New Defra Secretary Ranil Jayawardena has indicated he will review food labelling rules with new ‘British’ labelling to tighten up gaps that currently allow EU pork to be labelled as British.
Addressing the Conservative Party Conference in Birmingham, he also confirmed that Defra is looking to reduce farming’s regulatory burden, but insisted it ‘remains committed’ to its environmental schemes.
He said there was ‘enormous opportunity’ for growth in the UK’s food and drink sector, which could bring jobs, skills and prosperity across the nation.
“More than ever, we know the importance of food security – it is crucial for our national resilience and we must boost it further still. British food and British farming are the best in the world – premium products that should not just be enjoyed at home – rather they should be championed around the world,” he said.
“Here at home, we should be able to buy British with confidence and pride. But, to do that, we need to tighten up our labelling.

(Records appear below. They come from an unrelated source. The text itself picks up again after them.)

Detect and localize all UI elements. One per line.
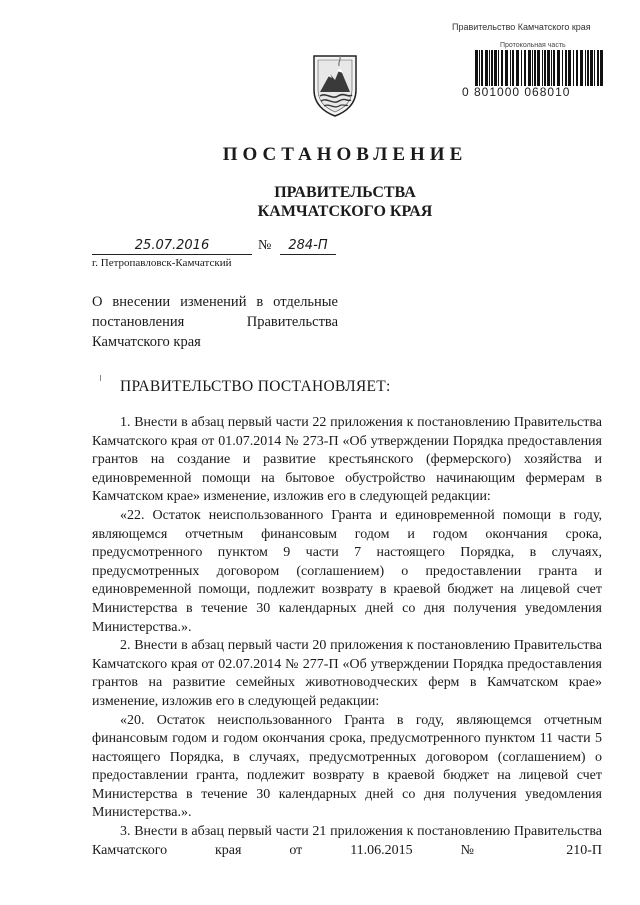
barcode-bar xyxy=(491,50,493,86)
barcode-bar xyxy=(580,50,583,86)
document-number: 284-П xyxy=(280,238,336,255)
barcode-number: 0 801000 068010 xyxy=(462,85,571,99)
barcode-bar xyxy=(597,50,599,86)
barcode-bar xyxy=(547,50,550,86)
barcode-bar xyxy=(485,50,488,86)
barcode-bar xyxy=(544,50,546,86)
barcode-bar xyxy=(600,50,603,86)
barcode-bar xyxy=(516,50,519,86)
barcode-bar xyxy=(594,50,595,86)
barcode-bar xyxy=(587,50,589,86)
document-subject: О внесении изменений в отдельные постановления Правительства Камчатского края xyxy=(92,294,338,350)
body-paragraph: «22. Остаток неиспользованного Гранта и единовременной помощи в году, являющемся отчетным финансовым годом и годом окончания срока, предусмотренного пунктом 9 части 7 настоящего Порядка, в случаях, предусмотренных договором (соглашением) о предоставлении гранта и единовременной помощи, подлежит возврату в краевой бюджет на лицевой счет Министерства в течение 30 календарных дней со дня получения уведомления Министерства.». xyxy=(92,507,602,635)
barcode-bar xyxy=(510,50,511,86)
barcode-bar xyxy=(568,50,571,86)
stamp-part: Протокольная часть xyxy=(500,42,566,49)
resolves-heading: ПРАВИТЕЛЬСТВО ПОСТАНОВЛЯЕТ: xyxy=(120,378,391,395)
barcode-bar xyxy=(532,50,533,86)
barcode-bar xyxy=(524,50,526,86)
stamp-organization: Правительство Камчатского края xyxy=(452,22,591,32)
barcode-bar xyxy=(512,50,514,86)
barcode-bar xyxy=(542,50,543,86)
barcode-bar xyxy=(557,50,560,86)
barcode-bar xyxy=(565,50,567,86)
barcode-bar xyxy=(562,50,563,86)
coat-of-arms-emblem xyxy=(310,52,360,118)
document-type-title: ПОСТАНОВЛЕНИЕ xyxy=(222,144,468,165)
document-date: 25.07.2016 xyxy=(92,238,252,255)
barcode xyxy=(474,50,604,86)
body-paragraph: 1. Внести в абзац первый части 22 приложения к постановлению Правительства Камчатского края от 01.07.2014 № 273-П «Об утверждении Порядка предоставления грантов на создание и развитие крестьянского (фермерского) хозяйства и единовременной помощи на бытовое обустройство начинающим фермерам в Камчатском крае» изменение, изложив его в следующей редакции: xyxy=(92,415,602,505)
barcode-bar xyxy=(475,50,478,86)
barcode-bar xyxy=(494,50,497,86)
document-body xyxy=(92,414,602,860)
body-paragraph: «20. Остаток неиспользованного Гранта в году, являющемся отчетным финансовым годом и годом окончания срока, предусмотренного пунктом 11 части 5 настоящего Порядка, в случаях, предусмотренных договором (соглашением) о предоставлении гранта, подлежит возврату в краевой бюджет на лицевой счет Министерства в течение 30 календарных дней со дня получения уведомления Министерства.». xyxy=(92,712,602,821)
body-paragraph: 2. Внести в абзац первый части 20 приложения к постановлению Правительства Камчатского края от 02.07.2014 № 277-П «Об утверждении Порядка предоставления грантов на развитие семейных животноводческих ферм в Камчатском крае» изменение, изложив его в следующей редакции: xyxy=(92,638,602,709)
body-paragraph: 3. Внести в абзац первый части 21 приложения к постановлению Правительства Камчатского края от 11.06.2015 № 210-П xyxy=(92,824,602,858)
barcode-bar xyxy=(489,50,490,86)
barcode-bar xyxy=(479,50,480,86)
barcode-bar xyxy=(534,50,536,86)
barcode-bar xyxy=(501,50,503,86)
barcode-bar xyxy=(537,50,540,86)
barcode-bar xyxy=(481,50,483,86)
issuer-line-1: ПРАВИТЕЛЬСТВА xyxy=(274,184,416,201)
barcode-bar xyxy=(573,50,574,86)
barcode-bar xyxy=(585,50,586,86)
barcode-bar xyxy=(528,50,531,86)
issuer-line-2: КАМЧАТСКОГО КРАЯ xyxy=(257,203,433,220)
barcode-bar xyxy=(551,50,552,86)
barcode-bar xyxy=(576,50,578,86)
barcode-bar xyxy=(505,50,508,86)
barcode-bar xyxy=(590,50,593,86)
barcode-bar xyxy=(521,50,522,86)
barcode-bar xyxy=(498,50,499,86)
number-label: № xyxy=(258,238,272,253)
scan-mark xyxy=(100,375,101,381)
barcode-bar xyxy=(553,50,555,86)
city-of-issue: г. Петропавловск-Камчатский xyxy=(92,257,232,269)
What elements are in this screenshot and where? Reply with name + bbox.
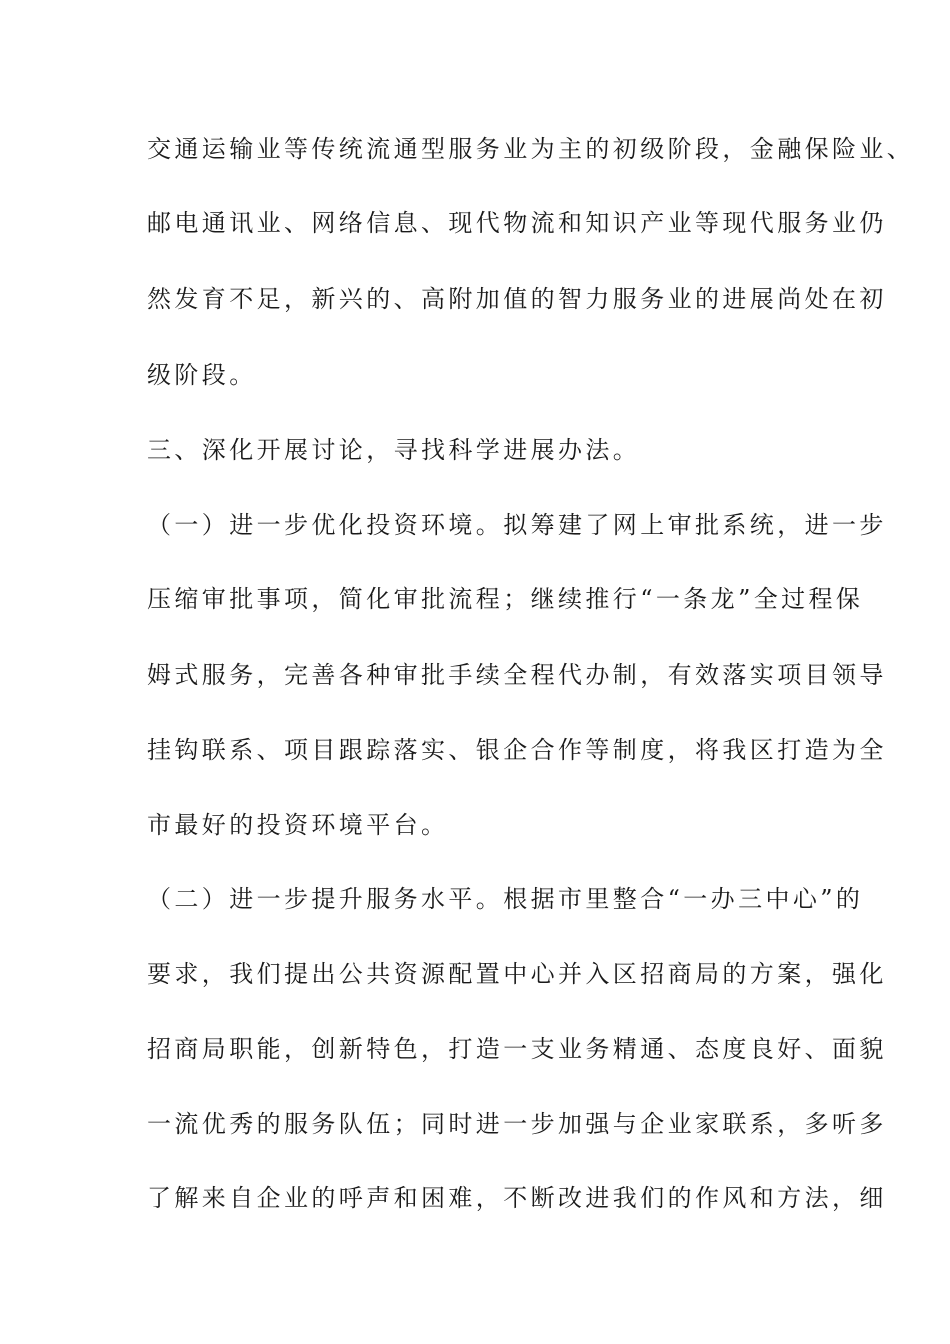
body-text-line: 要求，我们提出公共资源配置中心并入区招商局的方案，强化 xyxy=(147,960,887,988)
body-text-line: 市最好的投资环境平台。 xyxy=(147,811,449,839)
body-text-line: 一流优秀的服务队伍；同时进一步加强与企业家联系，多听多 xyxy=(147,1110,887,1138)
body-text-line: 级阶段。 xyxy=(147,361,257,389)
body-text-line: 姆式服务，完善各种审批手续全程代办制，有效落实项目领导 xyxy=(147,661,887,689)
body-text-line: 招商局职能，创新特色，打造一支业务精通、态度良好、面貌 xyxy=(147,1035,887,1063)
body-text-line: 交通运输业等传统流通型服务业为主的初级阶段，金融保险业、 xyxy=(147,135,915,163)
body-text-line: 了解来自企业的呼声和困难，不断改进我们的作风和方法，细 xyxy=(147,1184,887,1212)
body-text-line: （一）进一步优化投资环境。拟筹建了网上审批系统，进一步 xyxy=(147,511,887,539)
body-text-line: 压缩审批事项，简化审批流程；继续推行“一条龙”全过程保 xyxy=(147,585,864,613)
section-heading: 三、深化开展讨论，寻找科学进展办法。 xyxy=(147,436,641,464)
body-text-line: 然发育不足，新兴的、高附加值的智力服务业的进展尚处在初 xyxy=(147,285,887,313)
body-text-line: 挂钩联系、项目跟踪落实、银企合作等制度，将我区打造为全 xyxy=(147,736,887,764)
body-text-line: 邮电通讯业、网络信息、现代物流和知识产业等现代服务业仍 xyxy=(147,209,887,237)
body-text-line: （二）进一步提升服务水平。根据市里整合“一办三中心”的 xyxy=(147,885,864,913)
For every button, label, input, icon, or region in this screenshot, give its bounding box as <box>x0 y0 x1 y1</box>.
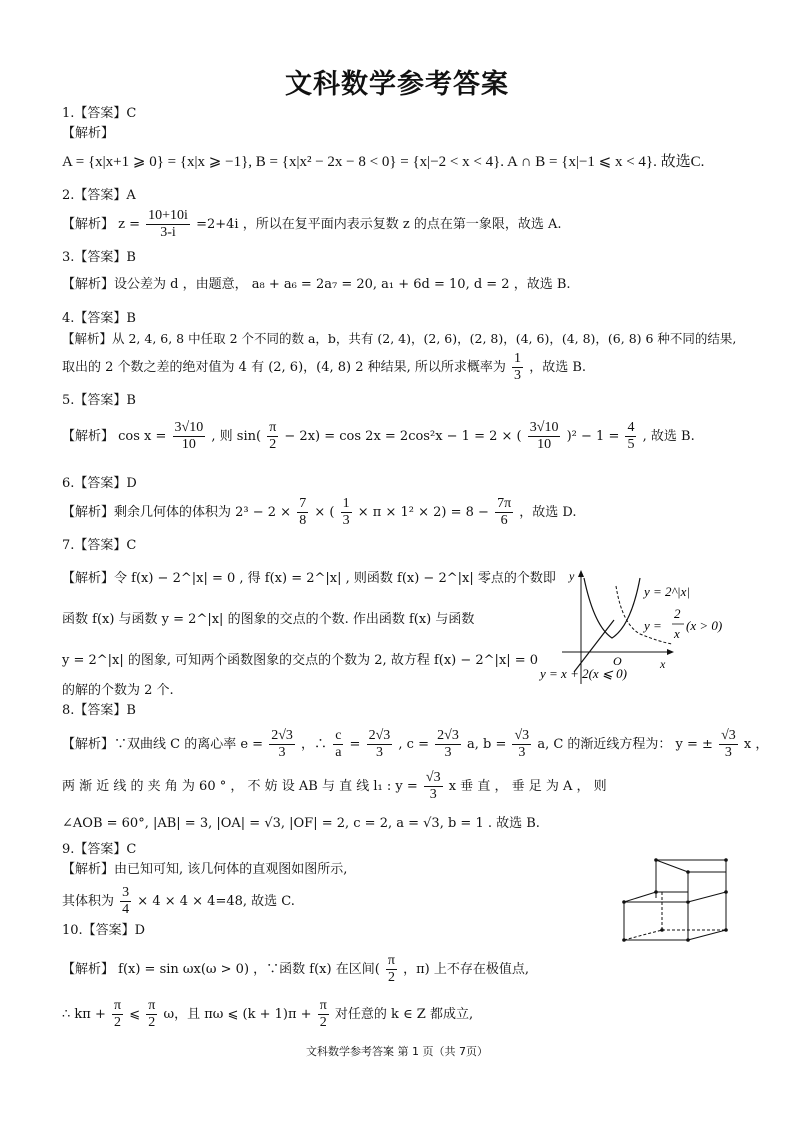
q7-answer: 7.【答案】C <box>62 538 137 553</box>
q9-line2-post: × 4 × 4 × 4=48, 故选 C. <box>137 894 295 909</box>
q8-line1-pre: 【解析】∵双曲线 C 的离心率 e = <box>62 737 264 752</box>
q2-solution <box>62 208 561 241</box>
q8-n2: c <box>335 728 342 743</box>
q2-answer: 2.【答案】A <box>62 188 136 203</box>
q2-pre: 【解析】 z = <box>62 217 141 232</box>
q8-frac7 <box>424 770 443 803</box>
q10-d1: 2 <box>387 970 395 985</box>
q10-frac4 <box>318 998 329 1031</box>
q1-body: A = {x|x+1 ⩾ 0} = {x|x ⩾ −1}, B = {x|x² − 2x − 8 < 0} = {x|−2 < x < 4}. A ∩ B = {x|−1 ⩽ x < 4}. 故选C. <box>62 154 705 170</box>
page-footer: 文科数学参考答案 第 1 页（共 7页） <box>306 1045 488 1058</box>
q10-n3: π <box>148 998 156 1013</box>
q10-line2-pre: ∴ kπ + <box>62 1007 106 1022</box>
q7-line4: 的解的个数为 2 个. <box>62 683 174 698</box>
q9-line1: 【解析】由已知可知, 该几何体的直观图如图所示, <box>62 862 348 877</box>
q8-d1: 3 <box>278 745 286 760</box>
q9-num: 3 <box>122 885 130 900</box>
q7-curve-exp <box>584 578 640 638</box>
q10-line1 <box>62 953 529 986</box>
q8-mid1: ，∴ <box>301 737 328 752</box>
q4-line2 <box>62 351 586 384</box>
q1-label: 【解析】 <box>62 126 115 141</box>
q8-d4: 3 <box>444 745 452 760</box>
q7-label-rec-pre: y = <box>644 618 662 633</box>
q2-post: =2+4i ，所以在复平面内表示复数 z 的点在第一象限，故选 A. <box>196 217 562 232</box>
q3-body: 【解析】设公差为 d ，由题意， a₈ + a₆ = 2a₇ = 20, a₁ + 6d = 10, d = 2 ，故选 B. <box>62 277 571 292</box>
q7-graph <box>534 564 740 686</box>
q10-n1: π <box>387 953 395 968</box>
q6-frac2 <box>341 496 352 529</box>
q9-solid-figure <box>618 852 736 944</box>
q7-y-arrow <box>578 570 584 577</box>
q7-line3: y = 2^|x| 的图象, 可知两个函数图象的交点的个数为 2, 故方程 f(x) − 2^|x| = 0 <box>62 653 539 668</box>
q5-mid3: )² − 1 = <box>566 429 620 444</box>
q8-line1 <box>62 728 768 761</box>
q8-answer: 8.【答案】B <box>62 703 136 718</box>
q10-n4: π <box>319 998 327 1013</box>
q6-solution <box>62 496 577 529</box>
q8-d3: 3 <box>375 745 383 760</box>
q5-mid: , 则 sin( <box>211 429 262 444</box>
q5-den4: 5 <box>627 437 635 452</box>
q7-line1: 【解析】令 f(x) − 2^|x| = 0 , 得 f(x) = 2^|x| , 则函数 f(x) − 2^|x| 零点的个数即 <box>62 571 556 586</box>
q8-frac2 <box>333 728 343 761</box>
q2-num: 10+10i <box>148 208 188 223</box>
q6-frac1 <box>297 496 308 529</box>
q8-d7: 3 <box>429 787 437 802</box>
q10-d4: 2 <box>319 1015 327 1030</box>
q7-label-rec-post: (x > 0) <box>686 618 723 633</box>
q8-line2-pre: 两 渐 近 线 的 夹 角 为 60 ° ， 不 妨 设 AB 与 直 线 l₁ : y = <box>62 779 418 794</box>
q10-frac2 <box>112 998 123 1031</box>
q6-den2: 3 <box>342 513 350 528</box>
q7-line2: 函数 f(x) 与函数 y = 2^|x| 的图象的交点的个数. 作出函数 f(x) 与函数 <box>62 612 475 627</box>
q8-frac4 <box>435 728 461 761</box>
q9-line2 <box>62 885 295 918</box>
q10-frac3 <box>146 998 157 1031</box>
q7-label-line: y = x + 2(x ⩽ 0) <box>540 666 627 681</box>
q10-d2: 2 <box>114 1015 122 1030</box>
q8-n1: 2√3 <box>271 728 293 743</box>
q2-den: 3-i <box>160 225 176 240</box>
q8-post1: x ， <box>743 737 769 752</box>
q10-frac1 <box>386 953 397 986</box>
q10-answer: 10.【答案】D <box>62 923 146 938</box>
q5-num2: π <box>269 420 277 435</box>
q5-num4: 4 <box>627 420 635 435</box>
q6-frac3 <box>495 496 513 529</box>
q4-num: 1 <box>514 351 522 366</box>
q7-label-rec-num: 2 <box>674 606 681 621</box>
q6-answer: 6.【答案】D <box>62 476 137 491</box>
q6-num2: 1 <box>342 496 350 511</box>
q5-mid2: − 2x) = cos 2x = 2cos²x − 1 = 2 × ( <box>284 429 522 444</box>
q9-line2-pre: 其体积为 <box>62 894 115 909</box>
q7-y-label: y <box>569 569 575 583</box>
q7-x-arrow <box>667 649 674 655</box>
q8-line2 <box>62 770 607 803</box>
q10-line1-pre: 【解析】 f(x) = sin ωx(ω > 0) ，∵函数 f(x) 在区间( <box>62 962 380 977</box>
q8-frac3 <box>367 728 393 761</box>
q4-line2-post: ，故选 B. <box>529 360 587 375</box>
q6-mid2: × π × 1² × 2) = 8 − <box>357 505 489 520</box>
q6-num3: 7π <box>497 496 512 511</box>
q6-den3: 6 <box>500 513 508 528</box>
q7-x-label: x <box>660 657 666 671</box>
q3-answer: 3.【答案】B <box>62 250 136 265</box>
q7-label-exp: y = 2^|x| <box>644 584 690 599</box>
q5-pre: 【解析】 cos x = <box>62 429 167 444</box>
q5-post: , 故选 B. <box>642 429 695 444</box>
q10-n2: π <box>114 998 122 1013</box>
q9-den: 4 <box>122 902 130 917</box>
q1-answer: 1.【答案】C <box>62 106 137 121</box>
q10-mid3: ω，且 πω ⩽ (k + 1)π + <box>163 1007 312 1022</box>
q7-label-rec-den: x <box>674 626 680 641</box>
q8-n6: √3 <box>721 728 736 743</box>
page-title: 文科数学参考答案 <box>285 69 509 100</box>
q8-mid5: a, C 的渐近线方程为： y = ± <box>537 737 713 752</box>
q8-n5: √3 <box>514 728 530 743</box>
q4-fraction <box>512 351 523 384</box>
q5-answer: 5.【答案】B <box>62 393 136 408</box>
q5-solution <box>62 420 695 453</box>
q8-d5: 3 <box>518 745 526 760</box>
q10-line2-post: 对任意的 k ∈ Z 都成立, <box>334 1007 474 1022</box>
q8-mid4: a, b = <box>466 737 507 752</box>
q5-num1: 3√10 <box>174 420 204 435</box>
q7-origin-label: O <box>613 654 622 668</box>
q5-frac3 <box>528 420 561 453</box>
q9-answer: 9.【答案】C <box>62 842 137 857</box>
q8-frac1 <box>269 728 295 761</box>
q5-den3: 10 <box>537 437 552 452</box>
q4-den: 3 <box>514 368 522 383</box>
q6-num1: 7 <box>299 496 307 511</box>
q8-line2-post: x 垂 直 ， 垂 足 为 A ， 则 <box>448 779 607 794</box>
q9-fraction <box>120 885 131 918</box>
q8-frac6 <box>719 728 738 761</box>
q4-answer: 4.【答案】B <box>62 311 136 326</box>
q8-frac5 <box>512 728 531 761</box>
q5-den2: 2 <box>269 437 277 452</box>
q8-n7: √3 <box>425 770 441 785</box>
q6-pre: 【解析】剩余几何体的体积为 2³ − 2 × <box>62 505 292 520</box>
q8-d6: 3 <box>724 745 732 760</box>
q6-post: ，故选 D. <box>519 505 577 520</box>
q6-mid: × ( <box>314 505 335 520</box>
q6-den1: 8 <box>299 513 307 528</box>
q2-fraction <box>146 208 190 241</box>
q10-mid2: ⩽ <box>129 1007 141 1022</box>
q5-num3: 3√10 <box>529 420 559 435</box>
q8-line3: ∠AOB = 60°, |AB| = 3, |OA| = √3, |OF| = 2, c = 2, a = √3, b = 1 . 故选 B. <box>62 816 540 831</box>
q5-den1: 10 <box>181 437 196 452</box>
q10-line2 <box>62 998 473 1031</box>
q7-line-seg <box>574 620 614 672</box>
q10-line1-post: ，π) 上不存在极值点, <box>403 962 530 977</box>
q4-line1: 【解析】从 2, 4, 6, 8 中任取 2 个不同的数 a，b，共有 (2, 4)，(2, 6)，(2, 8)，(4, 6)，(4, 8)，(6, 8) 6 种不同的结果, <box>62 331 737 346</box>
q10-d3: 2 <box>148 1015 156 1030</box>
q8-n3: 2√3 <box>368 728 391 743</box>
q8-n4: 2√3 <box>437 728 459 743</box>
q5-frac1 <box>173 420 206 453</box>
q8-d2: a <box>335 745 342 760</box>
q5-frac2 <box>267 420 278 453</box>
q4-line2-pre: 取出的 2 个数之差的绝对值为 4 有 (2, 6)，(4, 8) 2 种结果, 所以所求概率为 <box>62 360 506 375</box>
q8-mid3: , c = <box>398 737 429 752</box>
q8-mid2: = <box>349 737 361 752</box>
q5-frac4 <box>625 420 636 453</box>
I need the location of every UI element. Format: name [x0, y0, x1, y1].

“We have some of the highest animal welfare standards in the world. Shoppers vote with their feet and choose to buy British for just that reason. And yet, did you know that Danish pork processed in Britain can be sold as British?”
He stressed that the UK was no longer bound by the EU for its rules, adding: “That’s why we will be working with supermarkets and producers to improve the data they collect on where our food comes from – and we will launch new British labelling, so that the people of our great nation can have confidence that anything labelled as British IS British.”
He also pledged to sell more British food around the globe, using the Union Flag to symbolise ‘once again the quality that people around the world want to buy’.
Flagging up the Government’s supply-side reforms, he promised that, outside the EU, Defra is going to ‘free our farmers’. “We are listening to all sides for new ideas to get Britain growing, such as the review undertaken by Baroness Rock to back our tenant farmers,” he said.
“We announced in our growth plan that we would review farming regulations but – contrary to what you might have read in some corners of the media – we remain committed to our environmental schemes that support our farmers as they look after our countryside.
“Some rules in the past didn’t do what they set out to. The three-crop rule and greening requirements are already gone and we will be announcing more in the coming weeks. I bulldozed 400 trade barriers in my time at Trade and I will continue to get things done.”
“We will use our new grant schemes to support farmers and food producers to invest in the technology that will boost their productivity and profitability.”